One limitation is that the standard MR design assumes a linear relationship between exposure and outcome. Given that our MR study evaluated the relationship between coffee intake and bladder cancer in a linear assumption, the findings of our study could not rule out the possibility that moderate rather than excessive coffee intake may play a protective role on bladder cancer risk. The association could not be detected if there was a non-linear relationship or threshold effect between coffee consumption and bladder cancer. In addition, the study was limited to European population, and our conclusion may not be applicable to other populations, such as Asians. Another limitation of this study is that the association between different types of coffee and bladder cancer risk may differ due to the heterogeneity in the amount of caffeine and other components in different types of coffee. The hypothesis could not be verified in this MR study, because the genetically predicted coffee intake was associated with any type of coffee, including instant and filtered, as well as latte, espresso and other types of coffee.

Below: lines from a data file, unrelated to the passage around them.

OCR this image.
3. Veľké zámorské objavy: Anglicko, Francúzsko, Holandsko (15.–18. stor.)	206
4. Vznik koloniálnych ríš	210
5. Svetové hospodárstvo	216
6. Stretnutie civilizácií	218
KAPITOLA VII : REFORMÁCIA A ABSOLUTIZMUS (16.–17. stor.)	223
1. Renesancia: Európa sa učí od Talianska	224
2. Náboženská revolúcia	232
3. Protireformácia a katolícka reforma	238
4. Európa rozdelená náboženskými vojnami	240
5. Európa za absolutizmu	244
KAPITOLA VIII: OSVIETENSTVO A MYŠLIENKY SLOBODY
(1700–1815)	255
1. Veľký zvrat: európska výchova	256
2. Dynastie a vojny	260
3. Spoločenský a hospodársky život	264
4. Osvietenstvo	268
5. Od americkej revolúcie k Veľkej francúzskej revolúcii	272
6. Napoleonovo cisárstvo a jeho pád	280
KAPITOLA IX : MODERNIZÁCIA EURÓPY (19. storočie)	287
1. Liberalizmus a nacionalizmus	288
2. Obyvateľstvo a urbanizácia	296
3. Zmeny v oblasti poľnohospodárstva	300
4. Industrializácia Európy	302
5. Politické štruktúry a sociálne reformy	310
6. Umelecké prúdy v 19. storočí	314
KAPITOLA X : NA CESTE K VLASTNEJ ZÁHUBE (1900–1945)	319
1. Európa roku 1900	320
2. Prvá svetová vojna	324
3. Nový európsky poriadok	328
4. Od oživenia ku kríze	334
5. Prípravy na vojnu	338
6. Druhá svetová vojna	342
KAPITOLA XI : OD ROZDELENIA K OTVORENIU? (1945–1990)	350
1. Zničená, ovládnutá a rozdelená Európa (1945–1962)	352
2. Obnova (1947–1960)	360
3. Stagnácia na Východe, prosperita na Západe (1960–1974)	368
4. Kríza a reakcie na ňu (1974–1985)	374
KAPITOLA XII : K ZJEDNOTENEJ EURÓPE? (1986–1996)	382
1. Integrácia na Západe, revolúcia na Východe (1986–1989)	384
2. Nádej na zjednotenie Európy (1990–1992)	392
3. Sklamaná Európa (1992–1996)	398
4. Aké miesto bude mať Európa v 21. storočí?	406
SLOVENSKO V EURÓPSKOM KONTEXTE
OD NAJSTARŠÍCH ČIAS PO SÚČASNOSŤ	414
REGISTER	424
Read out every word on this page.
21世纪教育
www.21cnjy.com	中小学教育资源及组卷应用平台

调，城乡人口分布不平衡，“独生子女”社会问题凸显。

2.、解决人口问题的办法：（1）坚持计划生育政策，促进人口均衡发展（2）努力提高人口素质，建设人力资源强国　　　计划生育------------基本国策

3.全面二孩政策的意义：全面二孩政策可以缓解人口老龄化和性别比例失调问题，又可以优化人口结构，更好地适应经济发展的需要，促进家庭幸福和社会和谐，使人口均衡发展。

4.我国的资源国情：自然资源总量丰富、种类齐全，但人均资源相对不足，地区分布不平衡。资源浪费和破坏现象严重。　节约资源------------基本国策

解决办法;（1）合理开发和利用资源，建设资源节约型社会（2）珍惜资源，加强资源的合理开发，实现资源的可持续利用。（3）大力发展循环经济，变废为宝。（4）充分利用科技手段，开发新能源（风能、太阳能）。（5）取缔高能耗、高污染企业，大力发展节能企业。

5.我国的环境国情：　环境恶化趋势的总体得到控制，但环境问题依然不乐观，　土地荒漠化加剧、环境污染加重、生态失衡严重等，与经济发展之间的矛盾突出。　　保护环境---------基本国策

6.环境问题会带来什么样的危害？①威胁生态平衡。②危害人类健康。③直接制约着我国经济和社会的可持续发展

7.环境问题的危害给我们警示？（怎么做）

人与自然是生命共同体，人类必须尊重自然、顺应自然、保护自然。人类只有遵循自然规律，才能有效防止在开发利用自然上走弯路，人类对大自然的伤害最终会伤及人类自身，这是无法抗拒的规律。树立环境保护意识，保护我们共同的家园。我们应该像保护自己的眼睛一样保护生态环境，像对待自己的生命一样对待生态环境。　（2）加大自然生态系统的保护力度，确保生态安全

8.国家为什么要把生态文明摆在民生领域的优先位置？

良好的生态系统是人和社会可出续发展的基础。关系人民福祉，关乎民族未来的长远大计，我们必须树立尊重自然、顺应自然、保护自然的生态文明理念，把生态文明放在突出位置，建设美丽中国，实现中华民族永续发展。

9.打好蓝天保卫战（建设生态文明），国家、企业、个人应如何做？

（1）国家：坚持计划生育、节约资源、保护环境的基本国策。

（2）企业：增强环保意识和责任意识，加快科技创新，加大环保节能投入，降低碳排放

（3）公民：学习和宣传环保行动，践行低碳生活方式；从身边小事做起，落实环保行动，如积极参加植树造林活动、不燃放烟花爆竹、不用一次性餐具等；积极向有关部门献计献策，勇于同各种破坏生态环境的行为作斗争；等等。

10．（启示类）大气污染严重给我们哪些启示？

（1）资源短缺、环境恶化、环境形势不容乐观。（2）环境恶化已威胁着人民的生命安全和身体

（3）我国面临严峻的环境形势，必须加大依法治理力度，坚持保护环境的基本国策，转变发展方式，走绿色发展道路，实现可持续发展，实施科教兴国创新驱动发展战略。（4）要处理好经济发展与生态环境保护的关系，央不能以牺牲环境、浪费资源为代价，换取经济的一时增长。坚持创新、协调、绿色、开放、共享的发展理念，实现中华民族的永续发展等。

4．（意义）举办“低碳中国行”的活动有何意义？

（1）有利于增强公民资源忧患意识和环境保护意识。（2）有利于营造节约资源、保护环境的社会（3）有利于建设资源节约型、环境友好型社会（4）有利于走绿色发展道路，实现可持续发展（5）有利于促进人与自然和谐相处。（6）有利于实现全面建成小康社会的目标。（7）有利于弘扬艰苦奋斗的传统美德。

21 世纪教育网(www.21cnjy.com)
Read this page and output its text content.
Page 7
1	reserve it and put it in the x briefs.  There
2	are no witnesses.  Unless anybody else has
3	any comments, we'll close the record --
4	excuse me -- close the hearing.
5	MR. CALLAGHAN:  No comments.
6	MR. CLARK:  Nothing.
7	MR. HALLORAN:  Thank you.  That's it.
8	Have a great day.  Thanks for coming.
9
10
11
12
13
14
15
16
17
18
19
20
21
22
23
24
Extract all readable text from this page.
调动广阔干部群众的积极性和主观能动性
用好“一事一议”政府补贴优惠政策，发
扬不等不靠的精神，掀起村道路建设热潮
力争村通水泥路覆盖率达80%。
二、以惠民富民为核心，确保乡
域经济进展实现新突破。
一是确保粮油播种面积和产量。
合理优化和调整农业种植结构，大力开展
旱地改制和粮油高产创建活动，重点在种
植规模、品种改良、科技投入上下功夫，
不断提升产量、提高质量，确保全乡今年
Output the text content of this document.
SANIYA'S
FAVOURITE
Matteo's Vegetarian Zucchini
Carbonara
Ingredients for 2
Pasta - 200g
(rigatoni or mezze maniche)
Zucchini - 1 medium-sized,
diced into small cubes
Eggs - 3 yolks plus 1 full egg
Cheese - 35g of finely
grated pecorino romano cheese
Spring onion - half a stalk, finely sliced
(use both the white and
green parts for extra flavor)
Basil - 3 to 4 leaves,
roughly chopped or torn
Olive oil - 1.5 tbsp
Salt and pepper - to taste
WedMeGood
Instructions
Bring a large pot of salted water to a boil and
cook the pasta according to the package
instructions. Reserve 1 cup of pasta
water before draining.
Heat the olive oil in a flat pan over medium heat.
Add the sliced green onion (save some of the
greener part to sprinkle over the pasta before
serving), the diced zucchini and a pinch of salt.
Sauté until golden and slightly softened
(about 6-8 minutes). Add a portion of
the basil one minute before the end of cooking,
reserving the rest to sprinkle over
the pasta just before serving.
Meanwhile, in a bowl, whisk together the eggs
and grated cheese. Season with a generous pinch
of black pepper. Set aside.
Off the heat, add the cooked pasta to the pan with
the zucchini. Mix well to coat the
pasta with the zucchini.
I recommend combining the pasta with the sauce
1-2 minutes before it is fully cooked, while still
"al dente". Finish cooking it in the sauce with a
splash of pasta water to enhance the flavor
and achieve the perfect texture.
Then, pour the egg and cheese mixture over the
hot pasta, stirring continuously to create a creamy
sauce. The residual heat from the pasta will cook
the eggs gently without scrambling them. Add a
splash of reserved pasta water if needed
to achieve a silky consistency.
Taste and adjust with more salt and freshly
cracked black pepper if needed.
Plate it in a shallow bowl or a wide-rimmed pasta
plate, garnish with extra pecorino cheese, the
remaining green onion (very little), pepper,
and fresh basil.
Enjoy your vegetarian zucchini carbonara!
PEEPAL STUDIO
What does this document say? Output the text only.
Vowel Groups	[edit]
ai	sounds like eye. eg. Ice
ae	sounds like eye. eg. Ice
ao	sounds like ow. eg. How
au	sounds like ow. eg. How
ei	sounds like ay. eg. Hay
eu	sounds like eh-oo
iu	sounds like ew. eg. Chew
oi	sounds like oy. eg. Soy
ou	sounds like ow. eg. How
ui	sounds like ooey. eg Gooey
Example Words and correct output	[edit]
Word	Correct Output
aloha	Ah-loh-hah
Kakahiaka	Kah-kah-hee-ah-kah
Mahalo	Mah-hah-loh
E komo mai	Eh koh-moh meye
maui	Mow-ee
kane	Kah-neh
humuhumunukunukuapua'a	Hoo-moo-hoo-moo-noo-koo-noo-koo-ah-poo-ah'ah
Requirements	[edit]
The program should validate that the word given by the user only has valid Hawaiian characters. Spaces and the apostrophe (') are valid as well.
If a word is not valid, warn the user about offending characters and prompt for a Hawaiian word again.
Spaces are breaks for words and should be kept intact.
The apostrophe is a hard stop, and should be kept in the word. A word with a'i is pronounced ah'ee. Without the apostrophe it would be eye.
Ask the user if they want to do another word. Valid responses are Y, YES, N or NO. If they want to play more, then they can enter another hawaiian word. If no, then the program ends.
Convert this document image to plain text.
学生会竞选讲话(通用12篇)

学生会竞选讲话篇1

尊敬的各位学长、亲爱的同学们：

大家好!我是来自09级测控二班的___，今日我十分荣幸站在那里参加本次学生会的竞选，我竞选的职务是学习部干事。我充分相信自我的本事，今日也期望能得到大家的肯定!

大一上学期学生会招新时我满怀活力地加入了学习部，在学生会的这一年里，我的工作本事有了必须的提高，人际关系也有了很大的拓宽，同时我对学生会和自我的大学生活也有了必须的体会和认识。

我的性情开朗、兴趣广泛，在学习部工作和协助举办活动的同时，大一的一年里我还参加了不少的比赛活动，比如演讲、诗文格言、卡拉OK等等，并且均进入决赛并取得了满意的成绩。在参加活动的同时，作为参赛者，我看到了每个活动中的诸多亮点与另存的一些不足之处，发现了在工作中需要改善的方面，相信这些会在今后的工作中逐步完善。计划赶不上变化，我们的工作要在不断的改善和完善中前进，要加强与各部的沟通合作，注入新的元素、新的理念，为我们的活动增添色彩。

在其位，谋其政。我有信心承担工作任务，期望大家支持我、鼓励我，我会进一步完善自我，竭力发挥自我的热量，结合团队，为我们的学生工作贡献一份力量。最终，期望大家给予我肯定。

In conclusion, we used SNPs as instrumental variables to determine the causal relationship between coffee intake and bladder cancer risk. There was no causal association between genetically predicted coffee intake and bladder cancer risk in the absence of confounding bias and horizontal pleiotropy. Several points need to be paid attention to in the future research. First, future MR studies need to assess the non-linear association between coffee intake and bladder cancer risk. Second, the relationship between the bioactive ingredients in coffee and bladder cancer is worth studying. Finally, the effect of different coffee types on bladder cancer risk needs to be studied.